How to sample from a Scala array efficiently

Question

I want to sample from a Scala array, the sample size can be much larger than the length of the array. How can I do this efficiently? By using the following code the running time is linear to the sample size, when the sample size is very big it is slow if we need to do the sampling many times:

def getSample(dataArray: Array[Double], sampleSize: Int, seed: Int): Array[Double] =
{
  val arrLength = dataArray.length
  val r = new scala.util.Random(seed)
  Array.fill(sampleSize)(dataArray(r.nextInt(arrLength)))
}

val myArr= Array(1.0,5.0,9.0,4.0,7.0)
getSample(myArr, 100000, 28)

Answer 1

it is easy with a list. Use the following implicit function

object ListImplicits {
  implicit class SampledArray[T](in: List[T]) {
    def sample(n: Int, seed:Option[Long]=None): List[T] =  {
      seed match {
        case Some(s) => Random.setSeed(s)
        case _ => // nothing
      }
      Random.shuffle(in).take(n)
    }
  }
}

And then import the object and use collection conversions to switch from Array to list (slight overhead):

import ListImplicits.SampledArray
val n = 100000
val list = (0 to n).toList.map(i => Random.nextInt())
val array = list.toArray

val t0 = System.currentTimeMillis()
array.toList.sample(5).toArray
val t1 = System.currentTimeMillis()
list.sample(5)
val t2 = System.currentTimeMillis()

println( "Array (conversion) => delta = " + (t1-t0) + " ms")  // 10 ms
println( "List => delta = " + (t2-t1) + " ms")  // 8 ms

Answer 2

The probability that any given element of an array of length $n$ appears at least once in a sample of size $k$ is $1-(1-1/n)^k$. If this value is close to 1, which occurs when $k$ is large compared to $n$, then the following algorithm might be a good choice depending on your needs:

import org.apache.commons.math3.random.MersennseTwister
import org.apache.commons.math3.distribution.BinomialDistribution

def getSampleCounts[T](data: Array[T], k: Int, seed: Long): Array[Int] = {
  val rng = new MersenneTwister(seed)
  val counts = new Array[Int](data.length)
  var i = k
  do {
    val j = new BinomialDistribution(rng.nextLong(), i, 1.0/i)
    counts(i) = j
    i -= j
  } while (i > 0)
  counts
}

Note that this algorithm does not return a sample. Instead it returns an Array[Int] whose $i$-th entry is equal to the number of times data(i) appears in the random sample. This may not be suitable for all applications, but for some use cases having the sample in the form of some sort of Iterable over (value, count) pairs (which can be obtained by data.view.zip(getSampleCounts(data, k, seed)), for example) is actually very convenient since it often enables us to do a computation once for groups of samples (since they are equal.) For example, suppose I had an expensive function f: T => Double and I wanted to compute the sample mean of f applied to a random sample of size $k$ draw from data. Then we could do the following:

data.view.zip(getSampleCounts(data, k, seed)).map({case (x, count) => f(x)*count}).sum/k

This computation for the sample mean evaluates f $n$ instead of $k$ times (recall that we are assuming that $k$ is large compared to $n$.)

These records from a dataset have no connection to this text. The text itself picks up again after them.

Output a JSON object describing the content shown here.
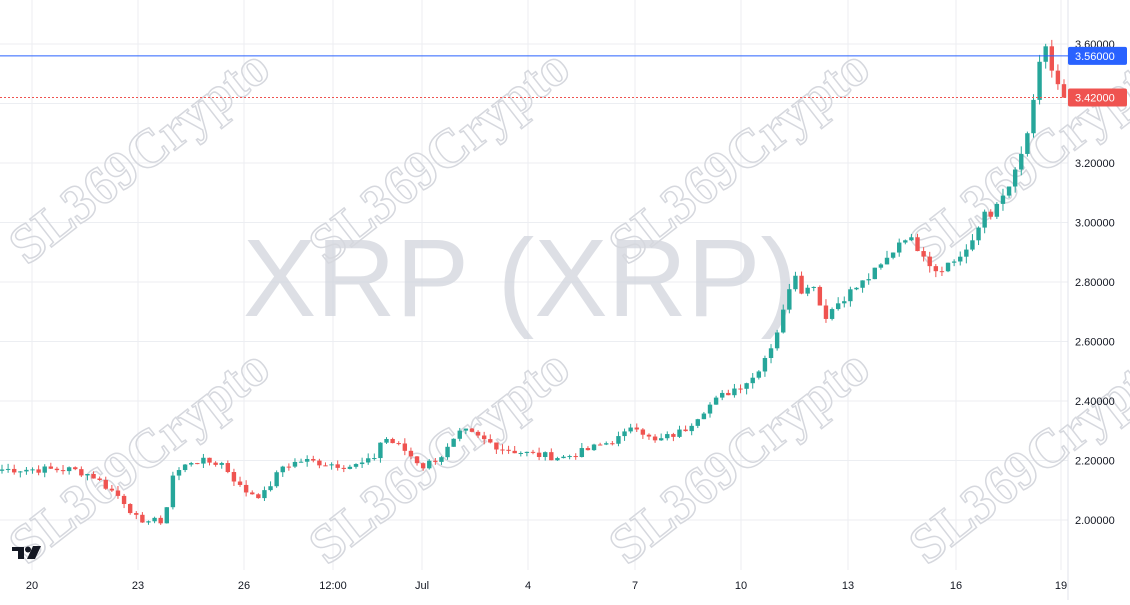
{
  "watermark": {
    "title": "XRP (XRP)",
    "brand": "SL369Crypto"
  },
  "logo": {
    "icon": "tradingview-logo-icon"
  },
  "colors": {
    "up": "#26a69a",
    "down": "#ef5350",
    "grid": "#eceef2",
    "current_line": "#ef5350",
    "level_line": "#2962ff"
  },
  "chart_data": {
    "type": "candlestick",
    "title": "XRP (XRP)",
    "x_tick_labels": [
      "20",
      "23",
      "26",
      "12:00",
      "Jul",
      "4",
      "7",
      "10",
      "13",
      "16",
      "19"
    ],
    "y_tick_labels": [
      "2.00000",
      "2.20000",
      "2.40000",
      "2.60000",
      "2.80000",
      "3.00000",
      "3.20000",
      "3.60000"
    ],
    "ylim": [
      1.81,
      3.71
    ],
    "grid": true,
    "level_marker": {
      "value": 3.56,
      "label": "3.56000"
    },
    "current_price": {
      "value": 3.42,
      "label": "3.42000"
    },
    "keypoints": [
      [
        0,
        2.17
      ],
      [
        7,
        2.17
      ],
      [
        9,
        2.15
      ],
      [
        12,
        2.07
      ],
      [
        14,
        1.98
      ],
      [
        15,
        2.02
      ],
      [
        16,
        1.97
      ],
      [
        17,
        2.15
      ],
      [
        19,
        2.2
      ],
      [
        22,
        2.19
      ],
      [
        24,
        2.1
      ],
      [
        26,
        2.08
      ],
      [
        28,
        2.18
      ],
      [
        30,
        2.2
      ],
      [
        35,
        2.18
      ],
      [
        37,
        2.2
      ],
      [
        38,
        2.28
      ],
      [
        40,
        2.24
      ],
      [
        42,
        2.18
      ],
      [
        44,
        2.22
      ],
      [
        46,
        2.3
      ],
      [
        48,
        2.27
      ],
      [
        50,
        2.24
      ],
      [
        53,
        2.22
      ],
      [
        56,
        2.21
      ],
      [
        58,
        2.23
      ],
      [
        62,
        2.28
      ],
      [
        63,
        2.33
      ],
      [
        65,
        2.26
      ],
      [
        68,
        2.3
      ],
      [
        70,
        2.37
      ],
      [
        72,
        2.42
      ],
      [
        75,
        2.48
      ],
      [
        77,
        2.6
      ],
      [
        78,
        2.7
      ],
      [
        79,
        2.85
      ],
      [
        80,
        2.76
      ],
      [
        81,
        2.8
      ],
      [
        82,
        2.68
      ],
      [
        84,
        2.75
      ],
      [
        86,
        2.8
      ],
      [
        88,
        2.86
      ],
      [
        90,
        2.96
      ],
      [
        92,
        2.9
      ],
      [
        93,
        2.84
      ],
      [
        95,
        2.87
      ],
      [
        97,
        2.93
      ],
      [
        98,
        3.04
      ],
      [
        99,
        3.03
      ],
      [
        101,
        3.15
      ],
      [
        102,
        3.25
      ],
      [
        103,
        3.4
      ],
      [
        104,
        3.62
      ],
      [
        105,
        3.48
      ],
      [
        106,
        3.42
      ]
    ]
  }
}
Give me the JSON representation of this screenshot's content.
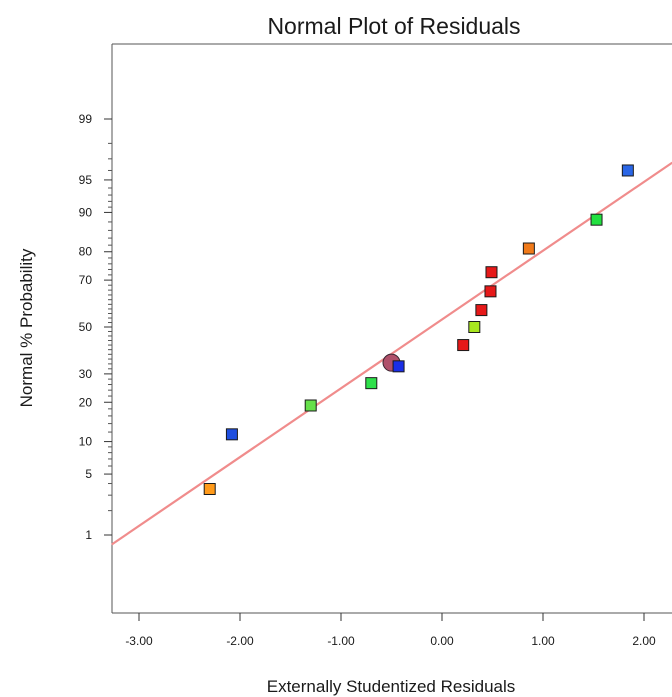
{
  "chart_data": {
    "type": "scatter",
    "title": "Normal Plot of Residuals",
    "xlabel": "Externally Studentized Residuals",
    "ylabel": "Normal % Probability",
    "xlim": [
      -3.27,
      2.28
    ],
    "x_ticks": [
      -3.0,
      -2.0,
      -1.0,
      0.0,
      1.0,
      2.0
    ],
    "x_tick_labels": [
      "-3.00",
      "-2.00",
      "-1.00",
      "0.00",
      "1.00",
      "2.00"
    ],
    "y_scale": "normal-probability",
    "y_ticks": [
      1,
      5,
      10,
      20,
      30,
      50,
      70,
      80,
      90,
      95,
      99
    ],
    "y_tick_labels": [
      "1",
      "5",
      "10",
      "20",
      "30",
      "50",
      "70",
      "80",
      "90",
      "95",
      "99"
    ],
    "y_minor_ticks": [
      2,
      3,
      4,
      6,
      7,
      8,
      9,
      12,
      14,
      16,
      18,
      22,
      24,
      26,
      28,
      32,
      34,
      36,
      38,
      40,
      42,
      44,
      46,
      48,
      52,
      54,
      56,
      58,
      60,
      62,
      64,
      66,
      68,
      72,
      74,
      76,
      78,
      82,
      84,
      86,
      88,
      91,
      92,
      93,
      94,
      96,
      97,
      98
    ],
    "reference_line": {
      "color": "#f08c8c",
      "points": [
        [
          -3.27,
          0.75
        ],
        [
          2.28,
          96.7
        ]
      ]
    },
    "points": [
      {
        "x": -2.3,
        "y": 3.5,
        "color": "#ff9a1a",
        "shape": "square"
      },
      {
        "x": -2.08,
        "y": 11.5,
        "color": "#1f4fe0",
        "shape": "square"
      },
      {
        "x": -1.3,
        "y": 19.0,
        "color": "#66e04a",
        "shape": "square"
      },
      {
        "x": -0.7,
        "y": 26.5,
        "color": "#2ee04a",
        "shape": "square"
      },
      {
        "x": -0.5,
        "y": 34.5,
        "color": "#b0506a",
        "shape": "circle"
      },
      {
        "x": -0.43,
        "y": 33.0,
        "color": "#1a2ee6",
        "shape": "square"
      },
      {
        "x": 0.21,
        "y": 42.0,
        "color": "#e61919",
        "shape": "square"
      },
      {
        "x": 0.32,
        "y": 50.0,
        "color": "#a8e61f",
        "shape": "square"
      },
      {
        "x": 0.39,
        "y": 57.5,
        "color": "#e61919",
        "shape": "square"
      },
      {
        "x": 0.48,
        "y": 65.5,
        "color": "#e61919",
        "shape": "square"
      },
      {
        "x": 0.49,
        "y": 73.0,
        "color": "#e61919",
        "shape": "square"
      },
      {
        "x": 0.86,
        "y": 81.0,
        "color": "#f07a1a",
        "shape": "square"
      },
      {
        "x": 1.53,
        "y": 88.5,
        "color": "#22e040",
        "shape": "square"
      },
      {
        "x": 1.84,
        "y": 96.0,
        "color": "#2a66e6",
        "shape": "square"
      }
    ]
  }
}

Note that getSampleCounts will loop at most $n$ times where $n$ is data.length. Also, sampling from the binomial distribution in each iteration, assuming this is done in a reasonable fashion in the apache.commons.math3 library, should have complexity no worse than $O(\log k)$ (inverse CDF method and binary search.) So the complexity of the above algorithm is $O(n \log k)$ where $n$ is data.length and $k$ is the number of samples you want to draw.

Answer 3

To make this sampling program run faster, use Akka actor framework to run the sampling jobs in parallel. Create a master actor for distributing the sampling works to Worker actors and also to concatenate the elements from different workers. So each Worker actor would prepare/collect a fixed number of sample elements and give back the resulting collection as an immutable array to the master. Upon receiving the 'WorkDone' user-defined message from Worker, the Master actor concatenates the elements into the final collection.

Answer 4

There is no way around it. If you need to take N elements with constant time element access the complexity will be O(n) (linear) no matter what.

You can deffer/amortize the cost by making it lazy. For instance you can return a Stream or Iterator that evaluates each element as you access it. This will help you save on memory usage if you can fold that stream as you are consuming it. In other words you can skip the copy part and work directly with initial array - not always possible, depends on the task.